Ce que nous avons en commun avec l’embryon que nous fûmes,
et que nous voyons désormais produit en masse à des fins
diverses et stocké en dehors du corps humain, ce n’est certes
rien de bien apparent, mais c’est tout de même l’appartenance
au genre humain. Dès lors, les protections juridiques dont nous
bénéficions en tant qu’êtres humains plus développés
sont suspendues dans le vide. Elles semblent désormais tributaires,
quant à leur légitimation, de doctrines aussi fantaisistes
qu’arbitraires sur la notion de “personne” (personne
ne sait très bien de quoi il s’agit en dehors de sa propre
école de pensée), sur la “liberté” ou
l’”autonomie” (éternels sujets de querelles),
sur la reconnaissance mutuelle dans la société (comme si
la société était un milieu bien défini...),
voire sur l’”esprit”, l’intelligence ou d’autres
notions controversées. On peut d’ailleurs noter que ces diverses
conceptions estimables mais arbitraires (auxquelles les citoyens peuvent
parfaitement se sentir étrangers) ont en commun de reposer sur
des critères élitistes, puisqu’elles mettent en général
l’accent sur des capacités ou dispositions dont ne disposent
pas tous les êtres adultes qui appartiennent à l’espèce,
à cause des accidents de la nature ou de l’existence. Etre
humain ne suffit plus: il faut être quelque chose de plus, semble-t-on
dire, pour mériter le respect.
En bref, il est difficile de résister à l’impression
que devant les pressions financières et professionnelles, et devant
l’hostilité de principe d’une partie de la classe politique
à toute référence morale (si neutre et laïque
soit-elle, comme c’était le cas pour le principe de respect
de la dignité humaine), rien ne résiste, pas même
les convictions de base qui paraissaient constituer la leçon naturelle
de la traversée des totalitarismes du vingtième siècle.

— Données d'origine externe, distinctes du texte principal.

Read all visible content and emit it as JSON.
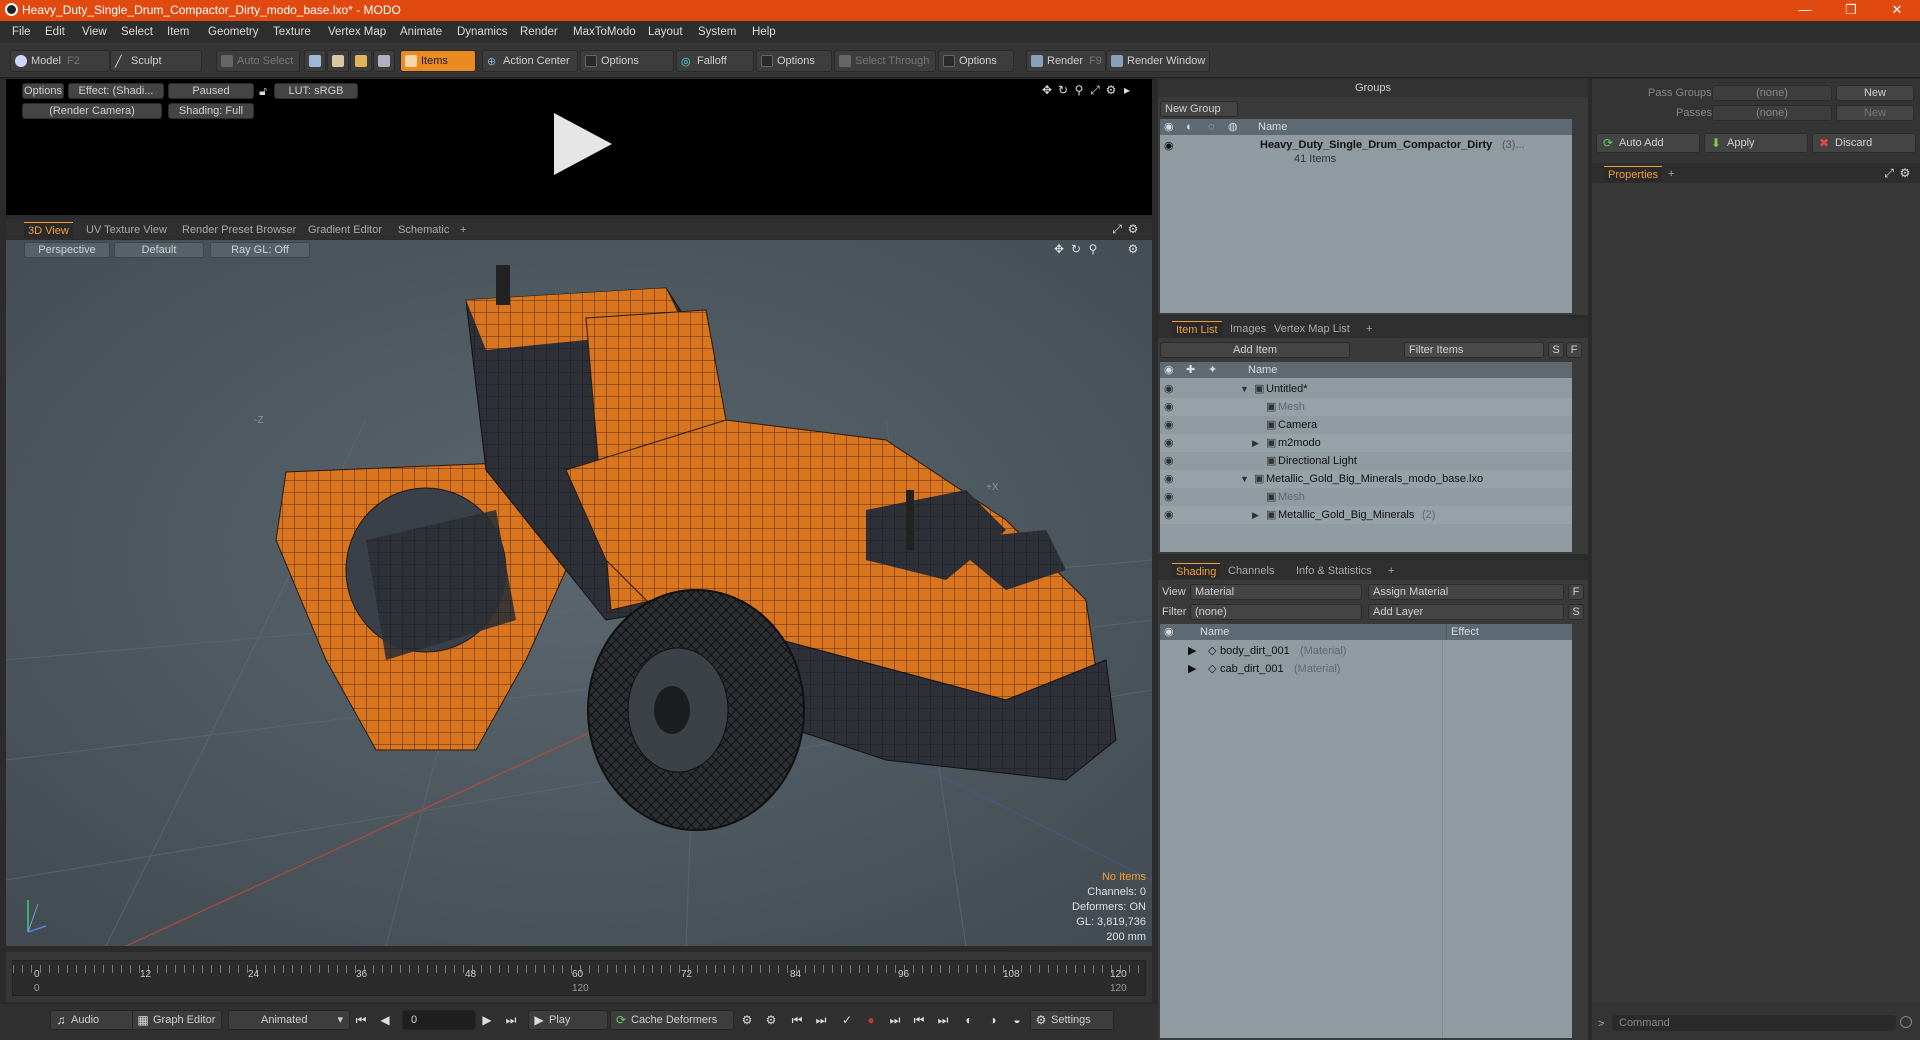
{
  "window": {
    "title": "Heavy_Duty_Single_Drum_Compactor_Dirty_modo_base.lxo* - MODO",
    "controls": [
      "—",
      "❐",
      "✕"
    ]
  },
  "menu": [
    "File",
    "Edit",
    "View",
    "Select",
    "Item",
    "Geometry",
    "Texture",
    "Vertex Map",
    "Animate",
    "Dynamics",
    "Render",
    "MaxToModo",
    "Layout",
    "System",
    "Help"
  ],
  "toolbar": {
    "model": "Model",
    "model_key": "F2",
    "sculpt": "Sculpt",
    "auto_select": "Auto Select",
    "items": "Items",
    "action_center": "Action Center",
    "options1": "Options",
    "falloff": "Falloff",
    "options2": "Options",
    "select_through": "Select Through",
    "options3": "Options",
    "render": "Render",
    "render_key": "F9",
    "render_window": "Render Window"
  },
  "preview": {
    "options": "Options",
    "effect": "Effect: (Shadi...",
    "paused": "Paused",
    "lut": "LUT: sRGB",
    "camera": "(Render Camera)",
    "shading": "Shading: Full"
  },
  "viewport_tabs": [
    "3D View",
    "UV Texture View",
    "Render Preset Browser",
    "Gradient Editor",
    "Schematic",
    "+"
  ],
  "viewport": {
    "perspective": "Perspective",
    "default": "Default",
    "raygl": "Ray GL: Off",
    "axis_z": "-Z",
    "axis_x": "+X",
    "status": {
      "no_items": "No Items",
      "channels": "Channels: 0",
      "deformers": "Deformers: ON",
      "gl": "GL: 3,819,736",
      "scale": "200 mm"
    }
  },
  "timeline": {
    "ticks": [
      "0",
      "12",
      "24",
      "36",
      "48",
      "60",
      "72",
      "84",
      "96",
      "108",
      "120"
    ],
    "start2": "0",
    "mid2": "120",
    "end2": "120"
  },
  "bottombar": {
    "audio": "Audio",
    "graph_editor": "Graph Editor",
    "animated": "Animated",
    "frame": "0",
    "play": "Play",
    "cache_deformers": "Cache Deformers",
    "settings": "Settings"
  },
  "groups": {
    "title": "Groups",
    "new_group": "New Group",
    "name_col": "Name",
    "item_name": "Heavy_Duty_Single_Drum_Compactor_Dirty",
    "item_count": "(3)...",
    "item_sub": "41 Items"
  },
  "itemlist": {
    "tabs": [
      "Item List",
      "Images",
      "Vertex Map List",
      "+"
    ],
    "add_item": "Add Item",
    "filter_items": "Filter Items",
    "s": "S",
    "f": "F",
    "name_col": "Name",
    "rows": [
      {
        "label": "Untitled*",
        "indent": 0,
        "dim": false,
        "arrow": "▼"
      },
      {
        "label": "Mesh",
        "indent": 2,
        "dim": true,
        "arrow": ""
      },
      {
        "label": "Camera",
        "indent": 2,
        "dim": false,
        "arrow": ""
      },
      {
        "label": "m2modo",
        "indent": 2,
        "dim": false,
        "arrow": "▶"
      },
      {
        "label": "Directional Light",
        "indent": 2,
        "dim": false,
        "arrow": ""
      },
      {
        "label": "Metallic_Gold_Big_Minerals_modo_base.lxo",
        "indent": 0,
        "dim": false,
        "arrow": "▼"
      },
      {
        "label": "Mesh",
        "indent": 2,
        "dim": true,
        "arrow": ""
      },
      {
        "label": "Metallic_Gold_Big_Minerals",
        "indent": 2,
        "dim": false,
        "arrow": "▶",
        "suffix": "(2)"
      }
    ]
  },
  "shading": {
    "tabs": [
      "Shading",
      "Channels",
      "Info & Statistics",
      "+"
    ],
    "view_label": "View",
    "view_value": "Material",
    "assign_material": "Assign Material",
    "filter_label": "Filter",
    "filter_value": "(none)",
    "add_layer": "Add Layer",
    "f": "F",
    "s": "S",
    "name_col": "Name",
    "effect_col": "Effect",
    "rows": [
      {
        "label": "body_dirt_001",
        "type": "(Material)"
      },
      {
        "label": "cab_dirt_001",
        "type": "(Material)"
      }
    ]
  },
  "right": {
    "pass_groups": "Pass Groups",
    "passes": "Passes",
    "none1": "(none)",
    "none2": "(none)",
    "new1": "New",
    "new2": "New",
    "auto_add": "Auto Add",
    "apply": "Apply",
    "discard": "Discard",
    "properties": "Properties",
    "plus": "+",
    "command": "Command"
  }
}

Contrairement à ce que l’on tire d’un argument erroné
qui a quasiment acquis un statut officiel, cela ne signifie pas que l’on
renonce à imposer un système de valeurs, de manière
à respecter la pluralité des valeurs. Cela signifie plutôt
qu’un système de valeurs très particulier, de type
anti-humaniste et nihiliste, se trouve promu au détriment des références
éthiques exprimant le respect de la dignité humaine liée
à la simple appartenance à l’espèce humaine
(sans qualification élitiste supplémentaire reflétant
telle ou telle conception exaltée, philosophiquement ou scientifiquement
fragile, de la destination de l’homme ou du propre de l’homme).